Une taxation pour pallier une diminution des recettes fiscales
Le concept proposé par le Royaume-Uni est simple : chaque voiture électrique serait soumise à une taxation de 3 pence par mile, ce qui équivaut à environ 0,034 euro pour 1,6 km. Cette mesure est une réponse directe à un problème financier majeur. En effet, les recettes provenant des carburants fossiles, qui étaient estimées à 24,4 milliards de livres pour 2025-26, sont en chute libre. Elles ne représenteront plus que 2 % des recettes fiscales, contre 7 % en 2019-20, d’après l’Office for Budget Responsibility.
La justification avancée par le gouvernement pour ce transfert fiscal repose sur une question d’équité. Selon un porte-parole cité par The Guardian, « La taxe sur les carburants concerne l’essence et le diesel, mais il n’existe aucune équivalence pour les véhicules électriques ; nous voulons un système plus équitable pour tous les conducteurs ». Ainsi, l’objectif est d’appliquer une contribution proportionnelle à l’usage d’une voiture électrique, sans impacter pour le moment le modèle de recharge ou la consommation d’électricité.
Quel sera le coût réel pour un conducteur de voiture électrique ?
Pour la première fois, le coût annuel d’utilisation d’une voiture électrique inclurait une composante fiscale similaire à celle des véhicules thermiques. Selon les données rapportées par The Independent, un conducteur parcourant environ 14 500 km devrait s’acquitter d’environ 320 €. Ce chiffre correspond à la moyenne de kilométrage estimée par le gouvernement.
Le dispositif envisagé, baptisé « VED+ », fonctionnerait sur la base d’une déclaration : le conducteur indique son kilométrage annuel prévu et la taxe est calculée en conséquence. Aucun système de suivi GPS n’est prévu, afin de préserver la simplicité du système et le respect de la vie privée, selon The Electric Car Scheme.
Cette future taxe modifie totalement la donne en termes de coût d’utilisation. Actuellement, la voiture électrique présente un coût énergétique inférieur à celui de l’essence, notamment en ce qui concerne la recharge à domicile. Cependant, l’addition de 3 pence par mile introduit un nouveau poste budgétaire qui pourrait réduire l’avantage financier de l’électrique pour certains utilisateurs, surtout pour les gros rouleurs.
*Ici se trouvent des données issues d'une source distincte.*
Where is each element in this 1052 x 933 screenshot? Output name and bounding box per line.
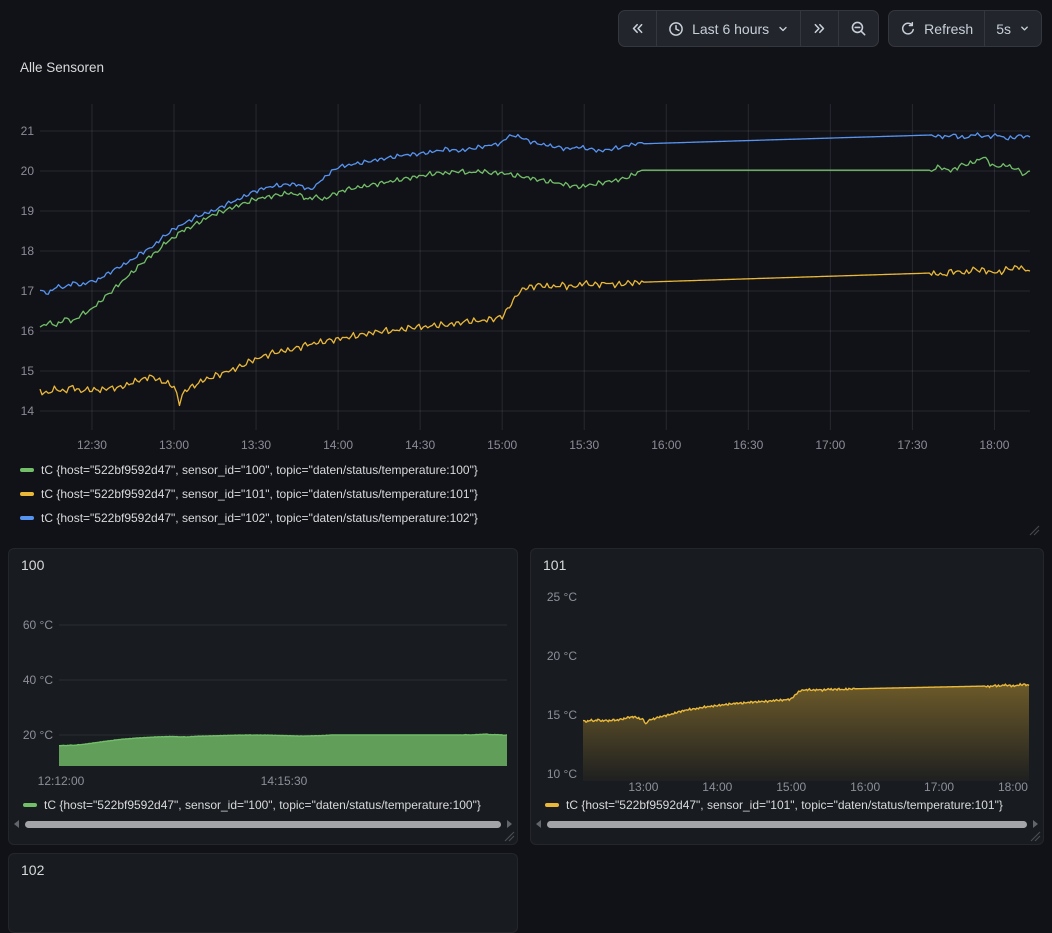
panel-100: 100 60 °C40 °C20 °C12:12:0014:15:30 tC {… xyxy=(8,548,518,845)
panel-102: 102 xyxy=(8,853,518,933)
legend-item[interactable]: tC {host="522bf9592d47", sensor_id="100"… xyxy=(20,462,478,478)
y-axis-label: 60 °C xyxy=(23,618,53,632)
panel-resize-handle[interactable] xyxy=(1028,524,1040,536)
y-axis-label: 15 °C xyxy=(547,708,577,722)
x-axis-label: 13:00 xyxy=(159,438,189,452)
legend-label: tC {host="522bf9592d47", sensor_id="102"… xyxy=(41,511,478,525)
time-series-chart[interactable]: 25 °C 20 °C 15 °C 10 °C 13:00 14:00 15:00 16:00… xyxy=(531,549,1043,799)
series-sensor_100-line xyxy=(40,157,1030,327)
time-series-chart[interactable]: 14 15 16 17 18 19 20 21 12:30 13:00 13:30 14:00 14:3… xyxy=(0,88,1052,460)
y-axis-label: 20 °C xyxy=(23,728,53,742)
legend-item[interactable]: tC {host="522bf9592d47", sensor_id="102"… xyxy=(20,510,478,526)
x-axis-label: 13:00 xyxy=(628,780,658,794)
time-picker-toolbar: Last 6 hours Refresh 5s xyxy=(618,10,1042,47)
refresh-interval-value: 5s xyxy=(996,21,1011,37)
clock-icon xyxy=(668,21,684,37)
x-axis-label: 14:00 xyxy=(702,780,732,794)
chevron-down-icon xyxy=(777,23,789,35)
y-axis-label: 10 °C xyxy=(547,767,577,781)
x-axis-label: 17:00 xyxy=(815,438,845,452)
refresh-icon xyxy=(900,21,916,37)
legend-swatch xyxy=(23,803,37,807)
x-axis-label: 18:00 xyxy=(979,438,1009,452)
y-axis-label: 16 xyxy=(21,324,35,338)
refresh-group: Refresh 5s xyxy=(888,10,1042,47)
scrollbar-right-arrow[interactable] xyxy=(507,820,512,828)
x-axis-label: 12:12:00 xyxy=(38,774,85,788)
x-axis-label: 17:30 xyxy=(897,438,927,452)
legend-item[interactable]: tC {host="522bf9592d47", sensor_id="100"… xyxy=(23,797,509,813)
y-axis-label: 14 xyxy=(21,404,35,418)
panel-resize-handle[interactable] xyxy=(503,830,515,842)
refresh-button[interactable]: Refresh xyxy=(889,11,984,46)
legend: tC {host="522bf9592d47", sensor_id="100"… xyxy=(20,462,478,526)
x-axis-label: 17:00 xyxy=(924,780,954,794)
time-range-picker-button[interactable]: Last 6 hours xyxy=(656,11,800,46)
legend-swatch xyxy=(20,516,34,520)
panel-resize-handle[interactable] xyxy=(1029,830,1041,842)
y-axis-label: 25 °C xyxy=(547,590,577,604)
series-sensor_102-line xyxy=(40,133,1030,294)
y-axis-label: 40 °C xyxy=(23,673,53,687)
time-shift-back-button[interactable] xyxy=(619,11,656,46)
double-chevron-left-icon xyxy=(630,21,645,36)
x-axis-label: 18:00 xyxy=(998,780,1028,794)
legend: tC {host="522bf9592d47", sensor_id="100"… xyxy=(23,797,509,813)
h-scrollbar xyxy=(536,819,1038,829)
grid: 14 15 16 17 18 19 20 21 12:30 13:00 13:30 14:00 14:3… xyxy=(21,104,1030,452)
time-range-group: Last 6 hours xyxy=(618,10,879,47)
y-axis-label: 20 °C xyxy=(547,649,577,663)
x-axis-label: 15:00 xyxy=(487,438,517,452)
y-axis-label: 19 xyxy=(21,204,35,218)
legend-label: tC {host="522bf9592d47", sensor_id="100"… xyxy=(41,463,478,477)
y-axis-label: 17 xyxy=(21,284,35,298)
scrollbar-left-arrow[interactable] xyxy=(536,820,541,828)
scrollbar-thumb[interactable] xyxy=(25,821,501,828)
x-axis-label: 14:00 xyxy=(323,438,353,452)
x-axis-label: 13:30 xyxy=(241,438,271,452)
chevron-down-icon xyxy=(1019,23,1030,34)
refresh-label: Refresh xyxy=(924,21,973,37)
y-axis-label: 21 xyxy=(21,124,35,138)
y-axis-label: 20 xyxy=(21,164,35,178)
time-series-chart[interactable]: 60 °C 40 °C 20 °C 12:12:00 14:15:30 xyxy=(9,549,517,793)
double-chevron-right-icon xyxy=(812,21,827,36)
legend-swatch xyxy=(545,803,559,807)
legend-label: tC {host="522bf9592d47", sensor_id="101"… xyxy=(566,798,1003,812)
series-sensor_101-line xyxy=(40,266,1030,406)
x-axis-label: 16:00 xyxy=(651,438,681,452)
legend-item[interactable]: tC {host="522bf9592d47", sensor_id="101"… xyxy=(545,797,1035,813)
x-axis-label: 12:30 xyxy=(77,438,107,452)
series-sensor_101-area xyxy=(583,684,1029,781)
legend-swatch xyxy=(20,492,34,496)
x-axis-label: 16:00 xyxy=(850,780,880,794)
zoom-out-time-button[interactable] xyxy=(838,11,878,46)
h-scrollbar xyxy=(14,819,512,829)
x-axis-label: 16:30 xyxy=(733,438,763,452)
refresh-interval-select[interactable]: 5s xyxy=(984,11,1041,46)
panel-title[interactable]: 102 xyxy=(21,862,44,878)
y-axis-label: 18 xyxy=(21,244,35,258)
legend-label: tC {host="522bf9592d47", sensor_id="100"… xyxy=(44,798,481,812)
panel-101: 101 25 °C20 °C15 °C10 °C13:0014:0015:001… xyxy=(530,548,1044,845)
scrollbar-right-arrow[interactable] xyxy=(1033,820,1038,828)
x-axis-label: 15:30 xyxy=(569,438,599,452)
x-axis-label: 14:30 xyxy=(405,438,435,452)
scrollbar-left-arrow[interactable] xyxy=(14,820,19,828)
zoom-out-icon xyxy=(850,20,867,37)
grafana-dashboard: { "toolbar": { "time_range_label": "Last… xyxy=(0,0,1052,865)
scrollbar-thumb[interactable] xyxy=(547,821,1027,828)
legend-swatch xyxy=(20,468,34,472)
x-axis-label: 14:15:30 xyxy=(261,774,308,788)
time-range-label: Last 6 hours xyxy=(692,21,769,37)
legend-label: tC {host="522bf9592d47", sensor_id="101"… xyxy=(41,487,478,501)
x-axis-label: 15:00 xyxy=(776,780,806,794)
legend: tC {host="522bf9592d47", sensor_id="101"… xyxy=(545,797,1035,813)
legend-item[interactable]: tC {host="522bf9592d47", sensor_id="101"… xyxy=(20,486,478,502)
time-shift-forward-button[interactable] xyxy=(800,11,838,46)
panel-title[interactable]: Alle Sensoren xyxy=(20,60,104,75)
y-axis-label: 15 xyxy=(21,364,35,378)
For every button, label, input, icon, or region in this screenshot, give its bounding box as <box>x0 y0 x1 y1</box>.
Des implications financières différenciées selon le type de véhicule
Tous les conducteurs ne seront pas soumis à la même facture. Les véhicules hybrides rechargeables pourraient également être concernés par cette taxe au kilomètre, comme l’explique Fleet News. Ainsi, un conducteur utilisant alternativement l’électricité et le carburant thermique serait taxé même lorsqu’il roule en mode zéro émission. En revanche, les fourgonnettes électriques devraient être exemptées afin de ne pas pénaliser les activités professionnelles.
Cette perspective suscite des inquiétudes au sein de l’industrie automobile. La SMMT, qui représente les constructeurs britanniques, estime que « ce serait la mauvaise mesure au mauvais moment ». Dans un communiqué officiel, elle souligne que l’introduction d’un « système complexe et coûteux, ciblant les véhicules que les constructeurs doivent vendre » serait une erreur stratégique. Il est clair que dans un contexte où le marché des voitures électriques peine encore à atteindre sa pleine maturité, toute augmentation des coûts risque de freiner l’adoption de ces véhicules.